И долгие годы спустя – всю жизнь – даже когда не стало отца, даже когда сам он стал взрослым, старшим и единственным Хрипуновым, он, словно заведенные до предельного кряка настенные часы, зачем-то садился ужинать ровно в восемь – всегда. И всегда, приканчивая какой-нибудь легкий салатик (пара зеленых листьев, лимонный сок, ни грамма масла) и кусок клетчатой от гриля золотистой рыбы, он желудком чувствовал тень священного белого тазика и желудком же – длинно и медленно – содрогался, отодвигая полуразоренную тарелку, откладывая тонко звякнувший нож. Ни разу, став взрослым, старшим и единственным Хрипуновым, он не доел ничего до конца, демонстративно оставляя самый аппетитный, солнечный, едва тронутый кусок. И ни разу не взял в рот ничего сладкого. Ни разу. Не мстил, нет. Просто наслаждался свободой.
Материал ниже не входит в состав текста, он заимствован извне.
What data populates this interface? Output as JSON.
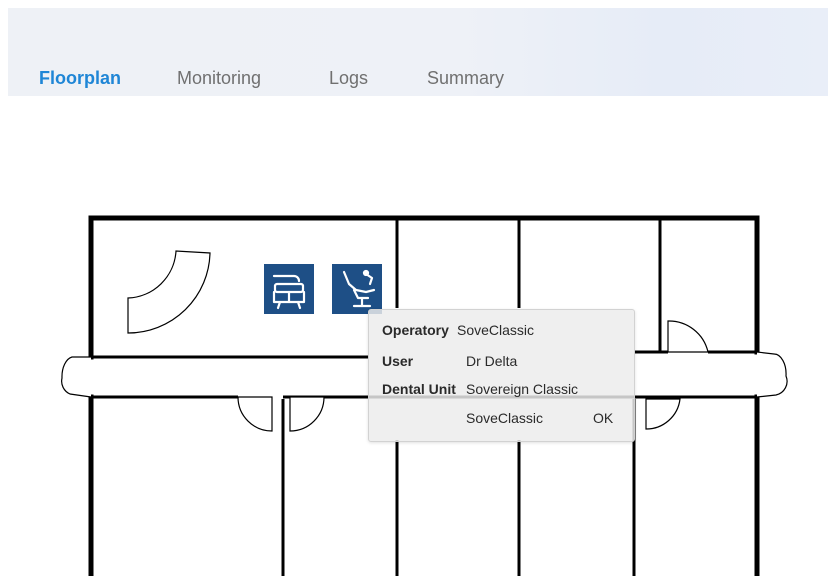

Изогнутый официант рысью спешил к солидному, постоянному клиенту – опять не докушали, Аркадий Владимирович, неужели не вкусно? – и быстрыми птичьими движениями освежал стол, поправляя скатерть, убирая приборы, откуда-то из воздуха извлекая серебряный игрушечный подносик с кофейной чашкой и серебряной же сахарницей – и все это разом, все это множеством бесшумных, длиннопалых, бескровных, жутковатых рук. Хрипунов, чуть откинувшись, чтобы не мешать этому профессионально-элегантному мельтешению, неторопливо закуривал, чувствуя, как укрощает мучительную спазму горячий (лиловатый на вдохе и коричневый на выдохе) сигаретный дым.
– Сахарницу уберите, пожалуйста, – привычно просил он. Не капризничал, не требовал, не лебезил, не хамил – именно просил, как просит один человек другого человека подержать, например, газету, пока он, один человек, завяжет не вовремя развязавшийся шнурок.
– Да я помню, Аркадий Владимирович. Вы сладкого не любите, – привычно же отзывался официант, покладисто растворяя в атмосфере ненужную сахарницу. – Нам положено просто так подавать.
Хрипунов спокойно кивал, и официант послушно исчезал вслед за сахарницей, довольный и даже польщенный неизвестно чем – уж точно не будущими чаевыми, которыми в Москве кого и удивишь, разве что совсем уже неотесанную, вчера только из Уляляевки прибывшую лимиту. Да и та быстро начинала соображать, что купеческий размах, битые зеркала и наклеенные на холуйские лбы сотенные – это все тьфу, дешевка, шушера, которая гоношится перед завтрашней пулей, а вчера еще сама топталась у чужого стола, заведя за угодливую поясницу жадную, скрюченную от нетерпения, загребущую руку. Нет, ресторанная обслуга (а также водители, горничные, сиделочки – словом, вся возродившаяся из социального пепла неисчислимая и мстительная ЧЕЛЯДЬ) на самом деле реагировала всего-навсего на хрипуновскую интонацию – очень простую, очень царских и древних кровей, реагировала мгновенно и уважительно, потому что по-человечески с ними разговаривали редко, так редко, что и память об этом у челяди имелась исключительно генетическая, но оттого не менее приятная.